I had the same prob when I first started making pie crusts as well, so after a few times, I’m sure you can get a hang of it. 
Vibi wrote @ December 1st, 2008 at 5:08 am
Welcome to the club, Didally! …and thank you so much for participarting with me this week! You have indeed, every reason to be proud of your accomplishment, as after all this work… the final results are there to speak for themselves: Beautiful!
noobcook wrote @ December 1st, 2008 at 9:42 am
It still looks great to me =D Hope you succeed the next round =) what a nice pastry idea for thanksgiving.

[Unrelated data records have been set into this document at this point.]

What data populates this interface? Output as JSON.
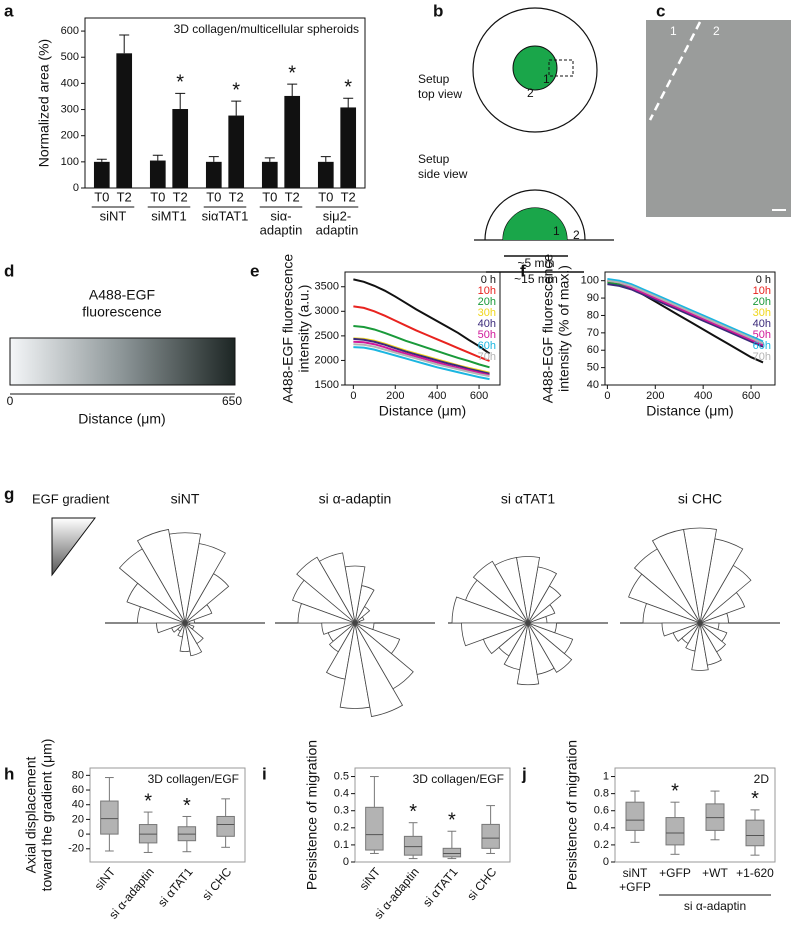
{
  "chart_data": [
    {
      "type": "bar",
      "panel": "a",
      "annotation": "3D collagen/multicellular spheroids",
      "ylabel": [
        "Normalized area (%)"
      ],
      "categories": [
        "T0",
        "T2",
        "T0",
        "T2",
        "T0",
        "T2",
        "T0",
        "T2",
        "T0",
        "T2"
      ],
      "group_labels": [
        [
          "siNT"
        ],
        [
          "siMT1"
        ],
        [
          "siαTAT1"
        ],
        [
          "siα-",
          "adaptin"
        ],
        [
          "siμ2-",
          "adaptin"
        ]
      ],
      "values": [
        100,
        515,
        105,
        302,
        100,
        277,
        100,
        352,
        100,
        308
      ],
      "errors": [
        10,
        70,
        20,
        60,
        20,
        55,
        15,
        45,
        20,
        35
      ],
      "significant": [
        false,
        false,
        false,
        true,
        false,
        true,
        false,
        true,
        false,
        true
      ],
      "significance_label": "*",
      "color": "#111111",
      "ylim": [
        0,
        650
      ],
      "yticks": [
        0,
        100,
        200,
        300,
        400,
        500,
        600
      ]
    },
    {
      "type": "line",
      "panel": "e",
      "ylabel": [
        "A488-EGF fluorescence",
        "intensity (a.u.)"
      ],
      "xlabel": "Distance (μm)",
      "x": [
        0,
        50,
        100,
        150,
        200,
        250,
        300,
        350,
        400,
        450,
        500,
        550,
        600,
        650
      ],
      "xlim": [
        -40,
        700
      ],
      "xticks": [
        0,
        200,
        400,
        600
      ],
      "ylim": [
        1500,
        3800
      ],
      "yticks": [
        1500,
        2000,
        2500,
        3000,
        3500
      ],
      "series": [
        {
          "name": "0 h",
          "color": "#111111",
          "values": [
            3650,
            3600,
            3520,
            3420,
            3300,
            3170,
            3040,
            2920,
            2800,
            2680,
            2560,
            2420,
            2290,
            2140
          ]
        },
        {
          "name": "10h",
          "color": "#e8231f",
          "values": [
            3100,
            3070,
            3000,
            2910,
            2810,
            2710,
            2610,
            2520,
            2430,
            2340,
            2250,
            2160,
            2070,
            1990
          ]
        },
        {
          "name": "20h",
          "color": "#1a9a3a",
          "values": [
            2700,
            2680,
            2630,
            2560,
            2480,
            2400,
            2330,
            2260,
            2190,
            2120,
            2050,
            1990,
            1920,
            1860
          ]
        },
        {
          "name": "30h",
          "color": "#f0d61c",
          "values": [
            2450,
            2440,
            2400,
            2340,
            2270,
            2200,
            2140,
            2080,
            2020,
            1960,
            1900,
            1850,
            1800,
            1750
          ]
        },
        {
          "name": "40h",
          "color": "#3b2a7a",
          "values": [
            2440,
            2420,
            2380,
            2320,
            2250,
            2180,
            2120,
            2060,
            2000,
            1940,
            1890,
            1830,
            1780,
            1730
          ]
        },
        {
          "name": "50h",
          "color": "#d0189a",
          "values": [
            2380,
            2370,
            2330,
            2270,
            2200,
            2140,
            2080,
            2020,
            1960,
            1900,
            1850,
            1800,
            1750,
            1700
          ]
        },
        {
          "name": "60h",
          "color": "#1bb6e0",
          "values": [
            2270,
            2260,
            2220,
            2160,
            2100,
            2040,
            1980,
            1920,
            1860,
            1810,
            1760,
            1710,
            1660,
            1620
          ]
        },
        {
          "name": "70h",
          "color": "#b4b4b4",
          "values": [
            2330,
            2320,
            2280,
            2220,
            2160,
            2100,
            2040,
            1980,
            1920,
            1870,
            1820,
            1770,
            1720,
            1680
          ]
        }
      ]
    },
    {
      "type": "line",
      "panel": "f",
      "ylabel": [
        "A488-EGF fluorescence",
        "intensity (% of max.)"
      ],
      "xlabel": "Distance (μm)",
      "x": [
        0,
        50,
        100,
        150,
        200,
        250,
        300,
        350,
        400,
        450,
        500,
        550,
        600,
        650
      ],
      "xlim": [
        -10,
        700
      ],
      "xticks": [
        0,
        200,
        400,
        600
      ],
      "ylim": [
        40,
        105
      ],
      "yticks": [
        40,
        50,
        60,
        70,
        80,
        90,
        100
      ],
      "series": [
        {
          "name": "0 h",
          "color": "#111111",
          "values": [
            100,
            99,
            96,
            92,
            88,
            84,
            80,
            76,
            72,
            68,
            64,
            60,
            56,
            53
          ]
        },
        {
          "name": "10h",
          "color": "#e8231f",
          "values": [
            100,
            99,
            97,
            94,
            91,
            88,
            85,
            82,
            79,
            76,
            73,
            70,
            67,
            64
          ]
        },
        {
          "name": "20h",
          "color": "#1a9a3a",
          "values": [
            99,
            98,
            96,
            93,
            90,
            87,
            84,
            81,
            78,
            75,
            72,
            69,
            66,
            63
          ]
        },
        {
          "name": "30h",
          "color": "#f0d61c",
          "values": [
            100,
            99,
            97,
            94,
            91,
            88,
            85,
            82,
            79,
            76,
            73,
            70,
            67,
            64
          ]
        },
        {
          "name": "40h",
          "color": "#3b2a7a",
          "values": [
            98,
            97,
            95,
            92,
            89,
            86,
            83,
            80,
            77,
            74,
            71,
            68,
            65,
            62
          ]
        },
        {
          "name": "50h",
          "color": "#d0189a",
          "values": [
            100,
            99,
            96,
            93,
            90,
            87,
            84,
            81,
            78,
            75,
            72,
            69,
            66,
            63
          ]
        },
        {
          "name": "60h",
          "color": "#1bb6e0",
          "values": [
            101,
            100,
            98,
            95,
            92,
            89,
            86,
            83,
            80,
            77,
            74,
            71,
            68,
            65
          ]
        },
        {
          "name": "70h",
          "color": "#b4b4b4",
          "values": [
            100,
            99,
            97,
            94,
            91,
            88,
            85,
            82,
            79,
            76,
            73,
            70,
            67,
            64
          ]
        }
      ]
    },
    {
      "type": "rose",
      "panel": "g",
      "legend_label": "EGF gradient",
      "plots": [
        {
          "title": "siNT",
          "values": [
            0.1,
            0.3,
            0.6,
            0.85,
            0.95,
            1.0,
            0.9,
            0.65,
            0.5,
            0.3,
            0.15,
            0.1,
            0.15,
            0.3,
            0.35,
            0.25,
            0.1,
            0.05
          ]
        },
        {
          "title": "si α-adaptin",
          "values": [
            0.05,
            0.1,
            0.2,
            0.4,
            0.6,
            0.75,
            0.8,
            0.7,
            0.6,
            0.35,
            0.3,
            0.35,
            0.6,
            0.9,
            1.0,
            0.8,
            0.5,
            0.2
          ]
        },
        {
          "title": "si αTAT1",
          "values": [
            0.2,
            0.3,
            0.45,
            0.6,
            0.7,
            0.7,
            0.75,
            0.7,
            0.8,
            0.7,
            0.5,
            0.4,
            0.5,
            0.65,
            0.55,
            0.6,
            0.5,
            0.3
          ]
        },
        {
          "title": "si CHC",
          "values": [
            0.3,
            0.5,
            0.7,
            0.9,
            1.0,
            1.0,
            0.9,
            0.8,
            0.6,
            0.4,
            0.3,
            0.25,
            0.3,
            0.5,
            0.45,
            0.35,
            0.3,
            0.2
          ]
        }
      ]
    },
    {
      "type": "box",
      "panel": "h",
      "annotation": "3D collagen/EGF",
      "ylabel": [
        "Axial displacement",
        "toward the gradient (μm)"
      ],
      "categories": [
        "siNT",
        "si α-adaptin",
        "si αTAT1",
        "si CHC"
      ],
      "rotate_labels": true,
      "boxes": [
        {
          "whislo": -23,
          "q1": 0,
          "med": 21,
          "q3": 45,
          "whishi": 77
        },
        {
          "whislo": -25,
          "q1": -12,
          "med": 0,
          "q3": 13,
          "whishi": 30
        },
        {
          "whislo": -24,
          "q1": -9,
          "med": 0,
          "q3": 10,
          "whishi": 24
        },
        {
          "whislo": -18,
          "q1": -3,
          "med": 13,
          "q3": 24,
          "whishi": 48
        }
      ],
      "significant": [
        false,
        true,
        true,
        false
      ],
      "significance_label": "*",
      "color": "#b3b3b3",
      "ylim": [
        -38,
        90
      ],
      "yticks": [
        -20,
        0,
        20,
        40,
        60,
        80
      ]
    },
    {
      "type": "box",
      "panel": "i",
      "annotation": "3D collagen/EGF",
      "ylabel": [
        "Persistence of migration"
      ],
      "categories": [
        "siNT",
        "si α-adaptin",
        "si αTAT1",
        "si CHC"
      ],
      "rotate_labels": true,
      "boxes": [
        {
          "whislo": 0.05,
          "q1": 0.07,
          "med": 0.16,
          "q3": 0.32,
          "whishi": 0.5
        },
        {
          "whislo": 0.02,
          "q1": 0.04,
          "med": 0.09,
          "q3": 0.15,
          "whishi": 0.23
        },
        {
          "whislo": 0.02,
          "q1": 0.03,
          "med": 0.05,
          "q3": 0.08,
          "whishi": 0.18
        },
        {
          "whislo": 0.05,
          "q1": 0.08,
          "med": 0.14,
          "q3": 0.22,
          "whishi": 0.33
        }
      ],
      "significant": [
        false,
        true,
        true,
        false
      ],
      "significance_label": "*",
      "color": "#b3b3b3",
      "ylim": [
        0,
        0.55
      ],
      "yticks": [
        0,
        0.1,
        0.2,
        0.3,
        0.4,
        0.5
      ]
    },
    {
      "type": "box",
      "panel": "j",
      "annotation": "2D",
      "ylabel": [
        "Persistence of migration"
      ],
      "categories": [
        [
          "siNT",
          "+GFP"
        ],
        [
          "+GFP"
        ],
        [
          "+WT"
        ],
        [
          "+1-620"
        ]
      ],
      "rotate_labels": false,
      "group_label": "si α-adaptin",
      "grouped": [
        false,
        true,
        true,
        true
      ],
      "boxes": [
        {
          "whislo": 0.23,
          "q1": 0.37,
          "med": 0.49,
          "q3": 0.7,
          "whishi": 0.83
        },
        {
          "whislo": 0.09,
          "q1": 0.2,
          "med": 0.34,
          "q3": 0.52,
          "whishi": 0.7
        },
        {
          "whislo": 0.26,
          "q1": 0.37,
          "med": 0.52,
          "q3": 0.68,
          "whishi": 0.83
        },
        {
          "whislo": 0.08,
          "q1": 0.19,
          "med": 0.31,
          "q3": 0.49,
          "whishi": 0.61
        }
      ],
      "significant": [
        false,
        true,
        false,
        true
      ],
      "significance_label": "*",
      "color": "#b3b3b3",
      "ylim": [
        0,
        1.1
      ],
      "yticks": [
        0,
        0.2,
        0.4,
        0.6,
        0.8,
        1
      ]
    }
  ],
  "diagram_b": {
    "panel": "b",
    "top_view": [
      "Setup",
      "top view"
    ],
    "side_view": [
      "Setup",
      "side view"
    ],
    "zone_1": "1",
    "zone_2": "2",
    "inner": "~5 mm",
    "outer": "~15 mm"
  },
  "image_c": {
    "panel": "c",
    "zone_1": "1",
    "zone_2": "2"
  },
  "gradient_d": {
    "panel": "d",
    "title": [
      "A488-EGF",
      "fluorescence"
    ],
    "start": "0",
    "end": "650",
    "xlabel": "Distance (μm)"
  }
}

ovenhaven wrote @ December 1st, 2008 at 5:35 pm
Oh it’s such a pity it didn’t go well! I’m baking stg from BFMHTY today, and after having read discouraging feedbacks from TWD-ers, I’m beginning to wonder if I should’ve just sticked to my go-to recipe. But at the very least, we all have our ups and downs in the kitchen, right? I’m glad you gave the pie a try 
terri wrote @ December 1st, 2008 at 9:02 pm
hi thanx for checking out my blog. u have a great blog here! and i love pecan pies, yum!
Yay! an updated post. lol! and didally showing a failed pie? haha. not a bad idea, to show a failed experiment instead everytime so beautiful. like the imperfect flaws made your beautiful creations shine out more : )

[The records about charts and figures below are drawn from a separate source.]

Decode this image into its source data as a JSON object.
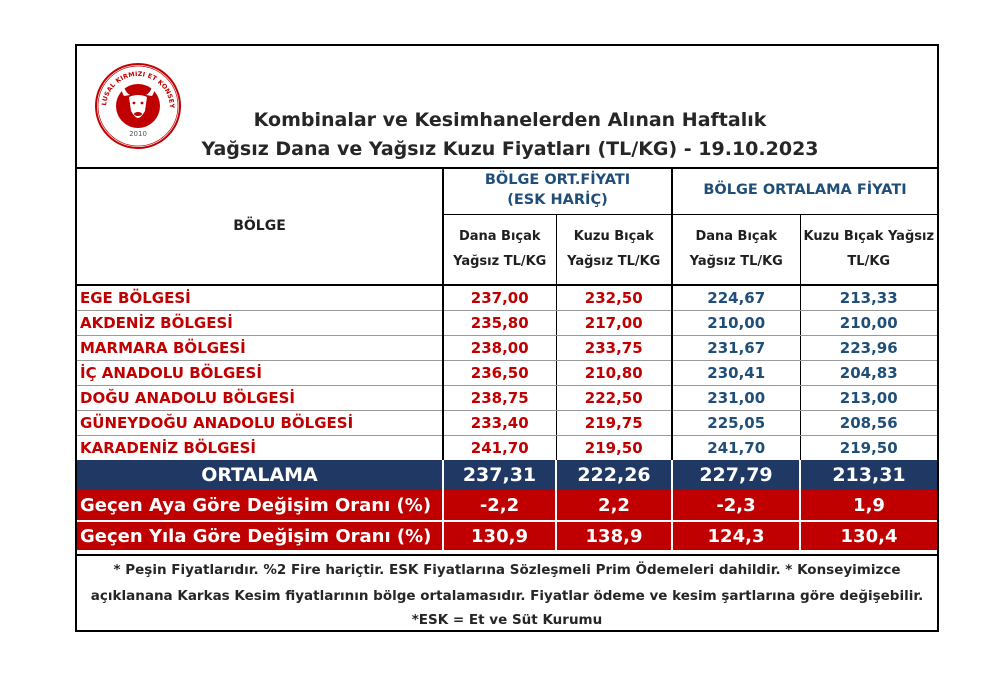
{
  "logo": {
    "arc_text": "ULUSAL KIRMIZI ET KONSEYİ",
    "year": "2010",
    "icon": "bull-head-icon",
    "color": "#c00000"
  },
  "title": {
    "line1": "Kombinalar ve Kesimhanelerden Alınan Haftalık",
    "line2": "Yağsız Dana ve Yağsız Kuzu Fiyatları (TL/KG) - 19.10.2023"
  },
  "table": {
    "region_header": "BÖLGE",
    "group1": {
      "line1": "BÖLGE ORT.FİYATI",
      "line2": "(ESK HARİÇ)"
    },
    "group2": {
      "label": "BÖLGE ORTALAMA FİYATI"
    },
    "sub_headers": [
      {
        "line1": "Dana Bıçak",
        "line2": "Yağsız TL/KG"
      },
      {
        "line1": "Kuzu Bıçak",
        "line2": "Yağsız TL/KG"
      },
      {
        "line1": "Dana Bıçak",
        "line2": "Yağsız TL/KG"
      },
      {
        "line1": "Kuzu Bıçak Yağsız",
        "line2": "TL/KG"
      }
    ],
    "rows": [
      {
        "region": "EGE BÖLGESİ",
        "values": [
          "237,00",
          "232,50",
          "224,67",
          "213,33"
        ]
      },
      {
        "region": "AKDENİZ BÖLGESİ",
        "values": [
          "235,80",
          "217,00",
          "210,00",
          "210,00"
        ]
      },
      {
        "region": "MARMARA BÖLGESİ",
        "values": [
          "238,00",
          "233,75",
          "231,67",
          "223,96"
        ]
      },
      {
        "region": "İÇ ANADOLU BÖLGESİ",
        "values": [
          "236,50",
          "210,80",
          "230,41",
          "204,83"
        ]
      },
      {
        "region": "DOĞU ANADOLU BÖLGESİ",
        "values": [
          "238,75",
          "222,50",
          "231,00",
          "213,00"
        ]
      },
      {
        "region": "GÜNEYDOĞU ANADOLU BÖLGESİ",
        "values": [
          "233,40",
          "219,75",
          "225,05",
          "208,56"
        ]
      },
      {
        "region": "KARADENİZ BÖLGESİ",
        "values": [
          "241,70",
          "219,50",
          "241,70",
          "219,50"
        ]
      }
    ],
    "average": {
      "label": "ORTALAMA",
      "values": [
        "237,31",
        "222,26",
        "227,79",
        "213,31"
      ]
    },
    "monthly_change": {
      "label": "Geçen Aya Göre Değişim Oranı (%)",
      "values": [
        "-2,2",
        "2,2",
        "-2,3",
        "1,9"
      ]
    },
    "yearly_change": {
      "label": "Geçen Yıla Göre Değişim Oranı (%)",
      "values": [
        "130,9",
        "138,9",
        "124,3",
        "130,4"
      ]
    }
  },
  "notes": {
    "line1": "* Peşin Fiyatlarıdır.  %2 Fire hariçtir. ESK Fiyatlarına Sözleşmeli Prim Ödemeleri dahildir. * Konseyimizce",
    "line2": "açıklanana Karkas Kesim fiyatlarının bölge ortalamasıdır. Fiyatlar  ödeme  ve kesim şartlarına göre değişebilir.",
    "line3": "*ESK = Et ve Süt Kurumu"
  },
  "colors": {
    "region_red": "#c00000",
    "value_blue": "#1f4e79",
    "average_bg": "#1f3864",
    "change_bg": "#c00000"
  }
}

I made nutella cupcakes that day, and yeah it rise in the oven, and sink when i brought it out. I was so sian i didn’t take any photos of it man. haha.
but your photos this time round looks kind of dark? or is it intended this way?
Hannah wrote @ December 3rd, 2008 at 4:20 am
Aw, sorry this pie didn’t work out for you- Crusts can definitely be tricky. At least you’ll know for next time and perhaps be happier with the results, right? It’s all a learning process… 
Sihan wrote @ December 4th, 2008 at 1:31 am
welcome to the club! anyway. i don’t quite get it, you mean the filling was soft or the crust? cause from the looks of it, the prebaked crust looked pretty fine to me?
Eunice wrote @ December 4th, 2008 at 2:50 am
Really now, your pumpkin pecan pie atually looks REALLY GOOD! And you say it wasn’t fit to eat!? Reading your post helped understand a little. But I am outraged. A good looking pie, not fit to eat? SACRILEGIOUS!
Hehe, I hope your linzer cookies turn out fabulous though!!!
didally wrote @ December 16th, 2008 at 3:44 pm
Piggy: Terrible mistake I’ve made!! I used the wrong amount of butter. Argh… It’s ok. It’s an experience indeed. Shall try making tarts again.
Thanks for the tips!
Vibi: I would hope they taste good too. Oh well, better luck next time.
noobcook, ovenhaven, hannah: Thanks for the encouragement!
terri: Thanks for dropping by!
LIC: The photos are taken at night with my compact cam. The lightings are not good but I needed to post it fast. So yeah, i was tired to do a proper shot. lol
Sihan: I thought the tart look ok too, until I sliced it. It was SO greasy cos I doubled the amount of butter instead. hahah… The pumpkin filling was soft, didn’t harden.